Когда она прочитала общую сумму, мои наихудшие опасения подтвердились.
– Тридцать три тысячи? – эхом отозвался Эдвард и повернулся ко мне. – Но мне казалось, что…
– Может быть, нам всем лучше присесть, – решительно перебила его Кристина. – Понятия не имею, как это произошло, но уверена, что все вместе мы все-таки сможем докопаться до истины.
Эдвард терпеливо выслушал объяснения Кристины и, когда она наконец закончила, весело рассмеялся:
– Бедняжка! – Его рука слегка погладила меня по голове. – И все из-за меня. Подумать только, я и не ожидал, что на таком солидном аукционе могут быть какие-то накладки. Надо позвонить им и узнать, кто же все-таки является законным владельцем.
С этими словами он легонько поцеловал меня в макушку и вышел.
Несколько минут спустя, вернувшись вместе с Дэвидом, он уже не улыбался.
– Не могу понять, что произошло! Аукционисты тоже ничего не понимают. Но диван наш, – Эдвард сделал паузу и взял протянутый ему Дэвидом бокал. – За тридцать три тысячи фунтов.
Это было выше моих сил. Закрыв глаза, я невольно застонала.
– Извини меня, любимый! Но что я могу сказать? Я не знаю…
Эдвард подошел и нежно обнял меня:
– Ш-ш-ш. Ты здесь ни при чем. Насколько я понимаю, кто-то просто связался с организаторами аукциона и попросил их действовать от моего имени. А ты что думаешь по этому поводу? – Последний вопрос был адресован уже Кристине. – Ты не догадываешься, кто бы это мог быть?
– Нет. – Кристина казалась не менее озадаченной, чем ее брат. – Но я могу связаться с их офисом и узнать.
– Боюсь, все уже разошлись по домам. Попробуем сделать это утром. – Руки Эдварда еще крепче сжали мои плечи. – Не казни себя, дорогая. Это просто какое-то дурацкое недоразумение.
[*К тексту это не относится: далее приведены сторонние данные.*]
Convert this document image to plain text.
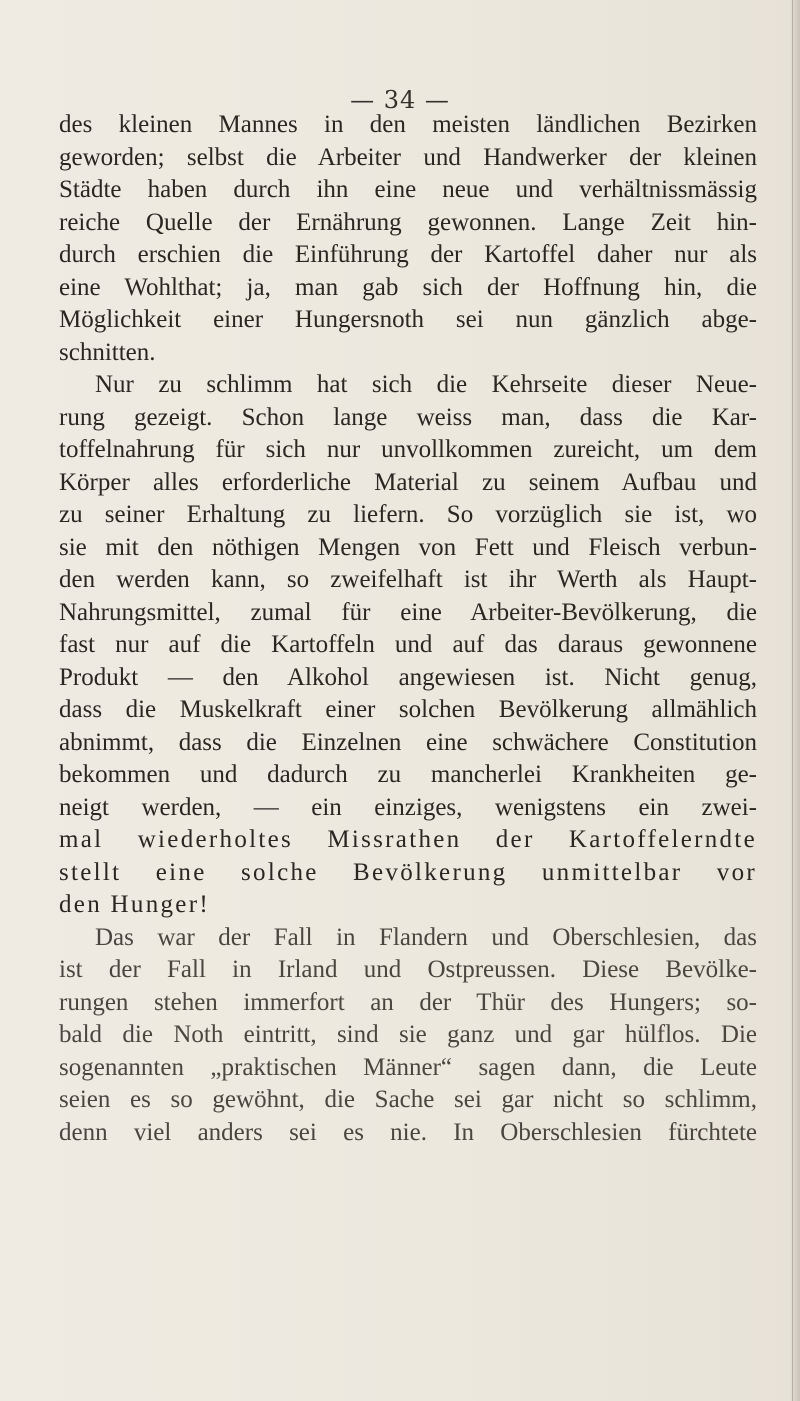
— 34 —
des kleinen Mannes in den meisten ländlichen Bezirken
geworden; selbst die Arbeiter und Handwerker der kleinen
Städte haben durch ihn eine neue und verhältnissmässig
reiche Quelle der Ernährung gewonnen. Lange Zeit hin-
durch erschien die Einführung der Kartoffel daher nur als
eine Wohlthat; ja, man gab sich der Hoffnung hin, die
Möglichkeit einer Hungersnoth sei nun gänzlich abge-
schnitten.
Nur zu schlimm hat sich die Kehrseite dieser Neue-
rung gezeigt. Schon lange weiss man, dass die Kar-
toffelnahrung für sich nur unvollkommen zureicht, um dem
Körper alles erforderliche Material zu seinem Aufbau und
zu seiner Erhaltung zu liefern. So vorzüglich sie ist, wo
sie mit den nöthigen Mengen von Fett und Fleisch verbun-
den werden kann, so zweifelhaft ist ihr Werth als Haupt-
Nahrungsmittel, zumal für eine Arbeiter-Bevölkerung, die
fast nur auf die Kartoffeln und auf das daraus gewonnene
Produkt — den Alkohol angewiesen ist. Nicht genug,
dass die Muskelkraft einer solchen Bevölkerung allmählich
abnimmt, dass die Einzelnen eine schwächere Constitution
bekommen und dadurch zu mancherlei Krankheiten ge-
neigt werden, — ein einziges, wenigstens ein zwei-
mal wiederholtes Missrathen der Kartoffelerndte
stellt eine solche Bevölkerung unmittelbar vor
den Hunger!
Das war der Fall in Flandern und Oberschlesien, das
ist der Fall in Irland und Ostpreussen. Diese Bevölke-
rungen stehen immerfort an der Thür des Hungers; so-
bald die Noth eintritt, sind sie ganz und gar hülflos. Die
sogenannten „praktischen Männer“ sagen dann, die Leute
seien es so gewöhnt, die Sache sei gar nicht so schlimm,
denn viel anders sei es nie. In Oberschlesien fürchtete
Но в его голосе не чувствовалось особой убежденности. Резким движением я высвободилась из его объятий.
– Эдвард, как ты можешь так спокойно это воспринимать? Ладно, допустим, даже удастся вернуть часть денег, но все равно эта история обойдется тебе как минимум в восемнадцать тысяч фунтов. И виновата в этом только я. Слышишь, я. Это я все испортила!
– Элизабет, успокойся.
Я посмотрела на мужа, и мне вдруг почему-то очень захотелось дать ему пощечину. Именно в этот момент меня пронзило странное ощущение. Я была почти рада тому, что произошло. Результат аукциона вывел его из себя! Нет, конечно, он не рассердился. Вряд ли вообще на свете существовало нечто, способное разозлить его. Но я видела: случившееся задело его за живое, и значит обязательно полетят чьи-то головы. Конечно, не моя. Однако я со всей отчетливостью понимала, что кем бы ни был человек, взвинтивший цену на диван, он завтра же будет уволен. И мне бы хотелось присутствовать при этом! Мне хотелось хоть раз увидеть, как Эдвард на кого-то сердится. Эти мысли совершенно выбили меня из колеи.
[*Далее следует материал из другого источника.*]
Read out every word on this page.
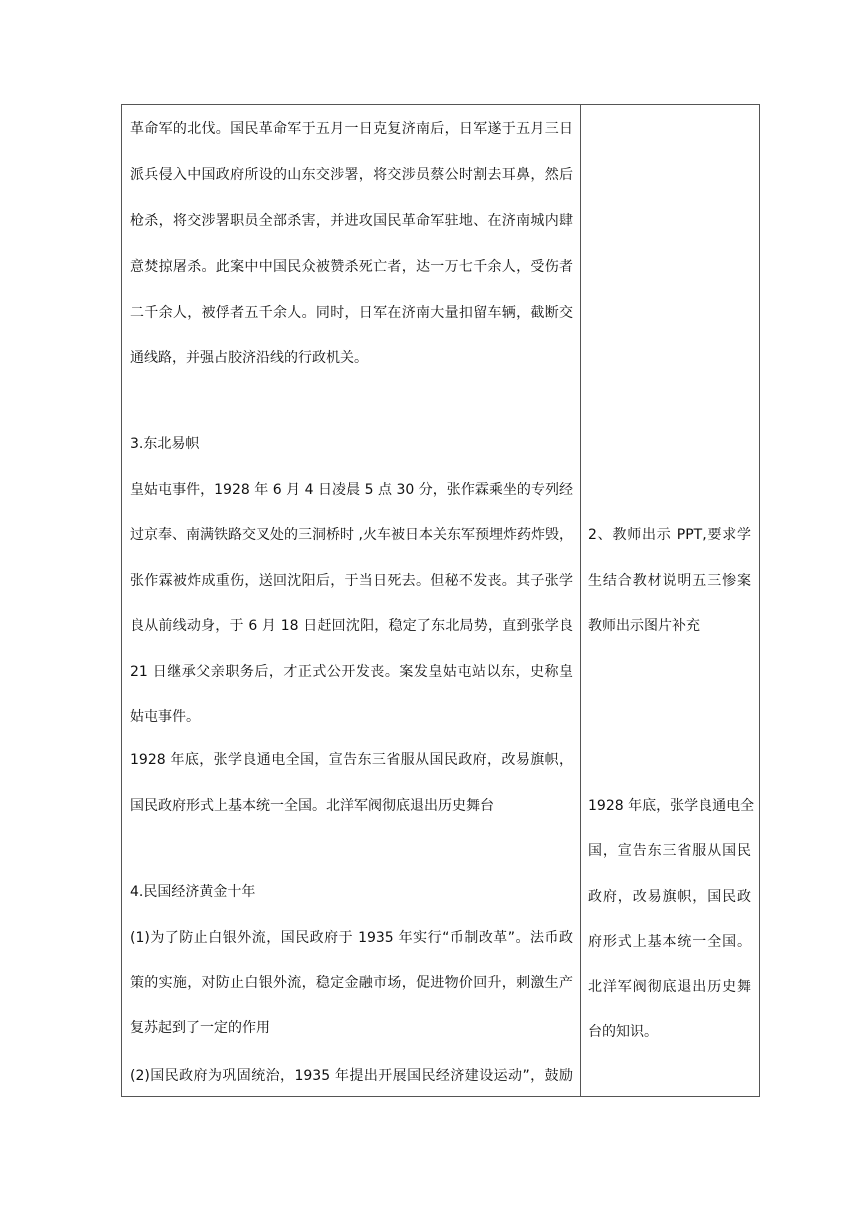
革命军的北伐。国民革命军于五月一日克复济南后，日军遂于五月三日
派兵侵入中国政府所设的山东交涉署，将交涉员蔡公时割去耳鼻，然后
枪杀，将交涉署职员全部杀害，并进攻国民革命军驻地、在济南城内肆
意焚掠屠杀。此案中中国民众被赞杀死亡者，达一万七千余人，受伤者
二千余人，被俘者五千余人。同时，日军在济南大量扣留车辆，截断交
通线路，并强占胶济沿线的行政机关。
3.东北易帜
皇姑屯事件，1928 年 6 月 4 日凌晨 5 点 30 分，张作霖乘坐的专列经
过京奉、南满铁路交叉处的三洞桥时 ,火车被日本关东军预埋炸药炸毁，
张作霖被炸成重伤，送回沈阳后，于当日死去。但秘不发丧。其子张学
良从前线动身，于 6 月 18 日赶回沈阳，稳定了东北局势，直到张学良
21 日继承父亲职务后，才正式公开发丧。案发皇姑屯站以东，史称皇
姑屯事件。
1928 年底，张学良通电全国，宣告东三省服从国民政府，改易旗帜，
国民政府形式上基本统一全国。北洋军阀彻底退出历史舞台
4.民国经济黄金十年
(1)为了防止白银外流，国民政府于 1935 年实行“币制改革”。法币政
策的实施，对防止白银外流，稳定金融市场，促进物价回升，刺激生产
复苏起到了一定的作用
(2)国民政府为巩固统治，1935 年提出开展国民经济建设运动”，鼓励
2、教师出示 PPT,要求学
生结合教材说明五三惨案
教师出示图片补充
1928 年底，张学良通电全
国，宣告东三省服从国民
政府，改易旗帜，国民政
府形式上基本统一全国。
北洋军阀彻底退出历史舞
台的知识。
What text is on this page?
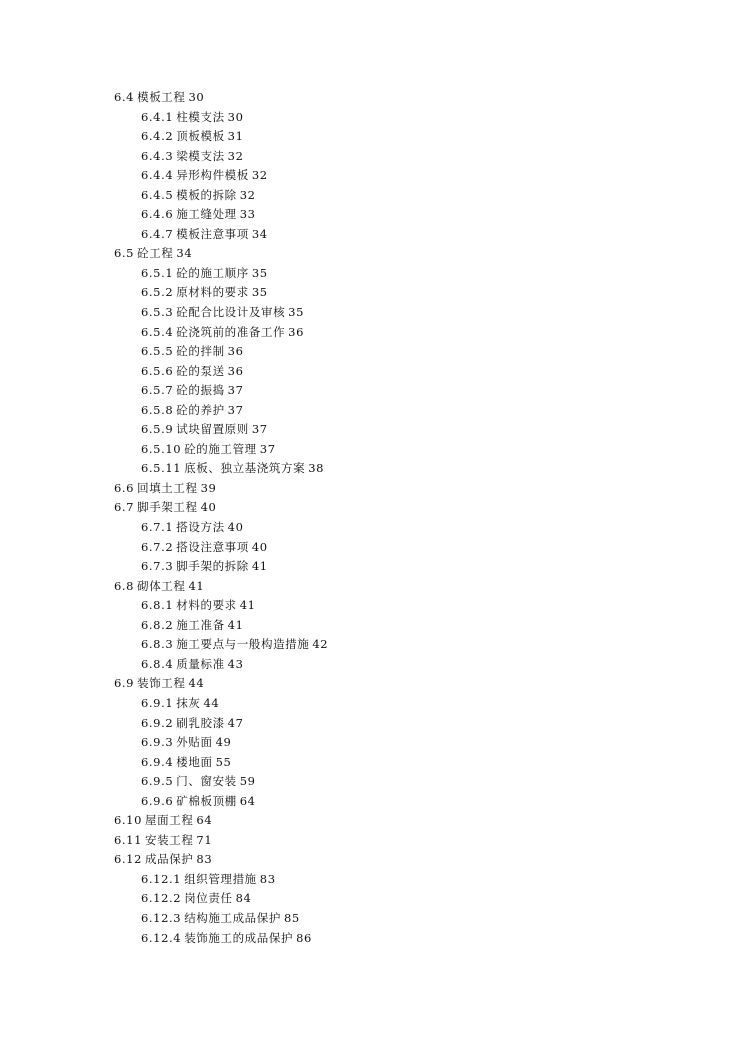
6.4 模板工程 30
6.4.1 柱模支法 30
6.4.2 顶板模板 31
6.4.3 梁模支法 32
6.4.4 异形构件模板 32
6.4.5 模板的拆除 32
6.4.6 施工缝处理 33
6.4.7 模板注意事项 34
6.5 砼工程 34
6.5.1 砼的施工顺序 35
6.5.2 原材料的要求 35
6.5.3 砼配合比设计及审核 35
6.5.4 砼浇筑前的准备工作 36
6.5.5 砼的拌制 36
6.5.6 砼的泵送 36
6.5.7 砼的振捣 37
6.5.8 砼的养护 37
6.5.9 试块留置原则 37
6.5.10 砼的施工管理 37
6.5.11 底板、独立基浇筑方案 38
6.6 回填土工程 39
6.7 脚手架工程 40
6.7.1 搭设方法 40
6.7.2 搭设注意事项 40
6.7.3 脚手架的拆除 41
6.8 砌体工程 41
6.8.1 材料的要求 41
6.8.2 施工准备 41
6.8.3 施工要点与一般构造措施 42
6.8.4 质量标准 43
6.9 装饰工程 44
6.9.1 抹灰 44
6.9.2 刷乳胶漆 47
6.9.3 外贴面 49
6.9.4 楼地面 55
6.9.5 门、窗安装 59
6.9.6 矿棉板顶棚 64
6.10 屋面工程 64
6.11 安装工程 71
6.12 成品保护 83
6.12.1 组织管理措施 83
6.12.2 岗位责任 84
6.12.3 结构施工成品保护 85
6.12.4 装饰施工的成品保护 86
– Извини, я хочу подняться к себе, – сказала я.
– Я пойду с тобой.
– Нет, Эдвард! Нет! Разве ты не понимаешь? Это же моя вина! Если бы я, как ты просил, остановилась на пятнадцати тысячах, ничего подобного не произошло бы. Так позволь мне, пожалуйста, в полной мере ощутить свою вину. – С этими словами я буквально выбежала из комнаты, чувствуя себя так гадко, как не чувствовала никогда в жизни.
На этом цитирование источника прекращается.